Американские геологи и разведчики, пройдя из конца в конец эту землю, доказывали кубинцам и всему миру, что нет нефти в её чреве, что вековать ей без собственного горючего.
А вот и нет! Коли уж башкирский нефтяник взялся за дело, то быть по-нашему. За плечами у него огромный опыт и бурить где попало он не будет. Сколько доказывали ему, что нет нефти под Ишимбаем. А он, настырный, уверовав в прозорливость академика Губкина, взял и доказал обратное, открыв в 1932 году знаменитое «Второе Баку». А в грозном сорок четвертом, прорвав километровые тверди, добрался до девонской нефти на склонах горы Нарыштау.
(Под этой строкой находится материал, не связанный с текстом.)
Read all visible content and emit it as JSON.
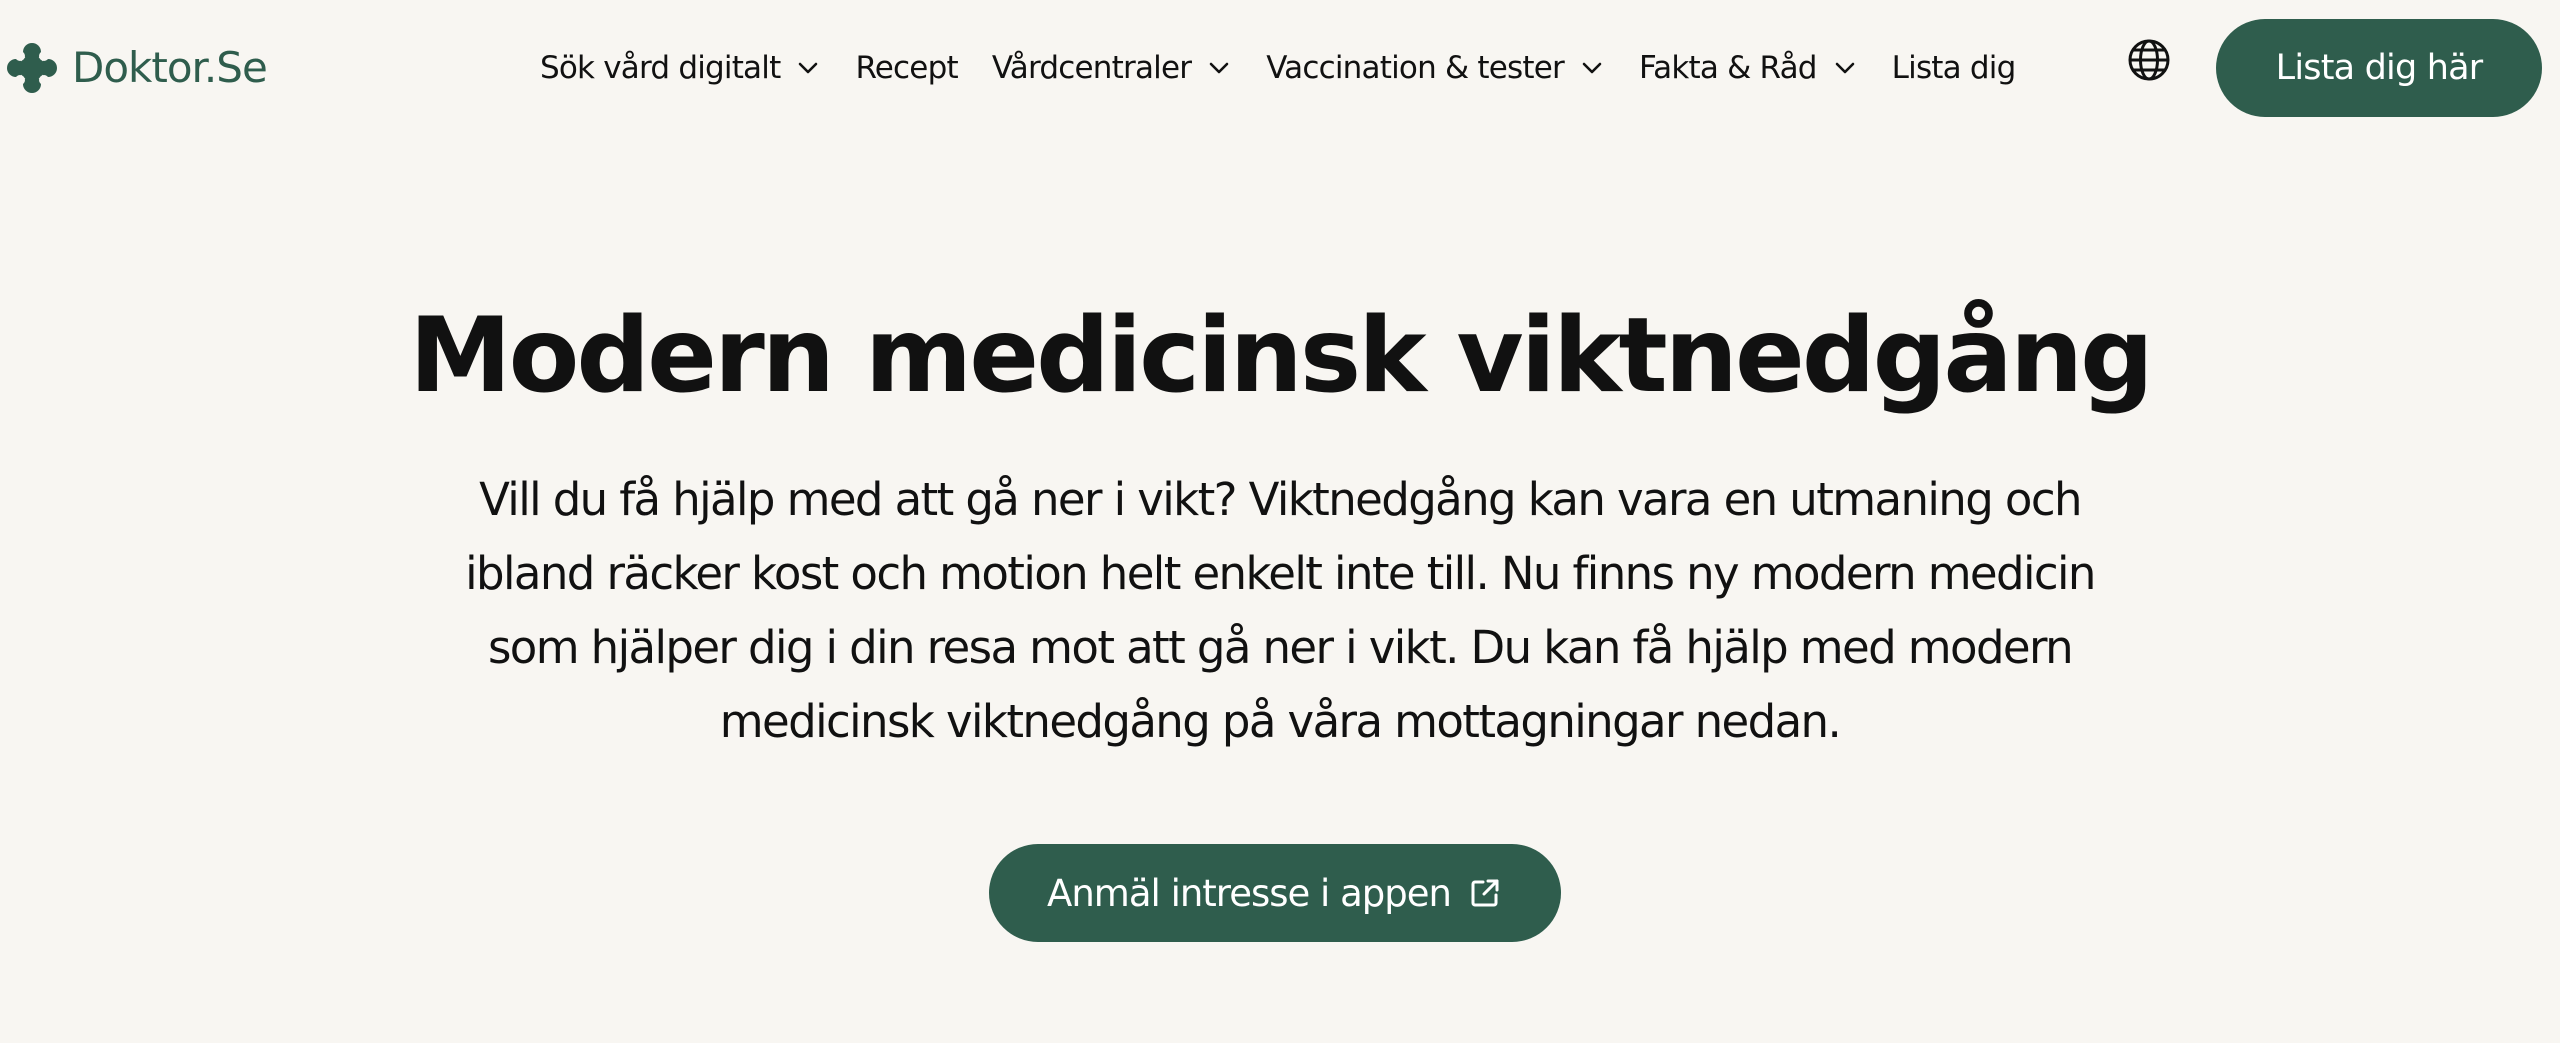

Он же помог найти нефтяные залежи в Эфиопии и Индии, и вот теперь здесь, на Кубе.
Мне очень хотелось встретить земляков на этой буровой, но встретили меня смуглые, загорелые под тропическим солнцем кубинские рабочие. Один из них, высокий, худой, представился по-русски:
— Меня зовут — Рауль. Я здесь — техник.
Он четко выговаривал каждое слово, чтоб не сбиться, чтоб правильно произнести фразу.
Мы вошли в вагончик, где меньше палило и было не так ужасающе жарко. Я объяснил Раулю цель моего визита.
— Есть ли здесь советские нефтяники? — спросил я.
— Есть, есть, только сейчас они в поле.
Он прямо так и произнес этот термин «в поле». И показалось мне, что я у себя дома, где-то под Нефтекамском или Ишимбаем, ибо так знакомо и тепло прозвучало это слово «в поле».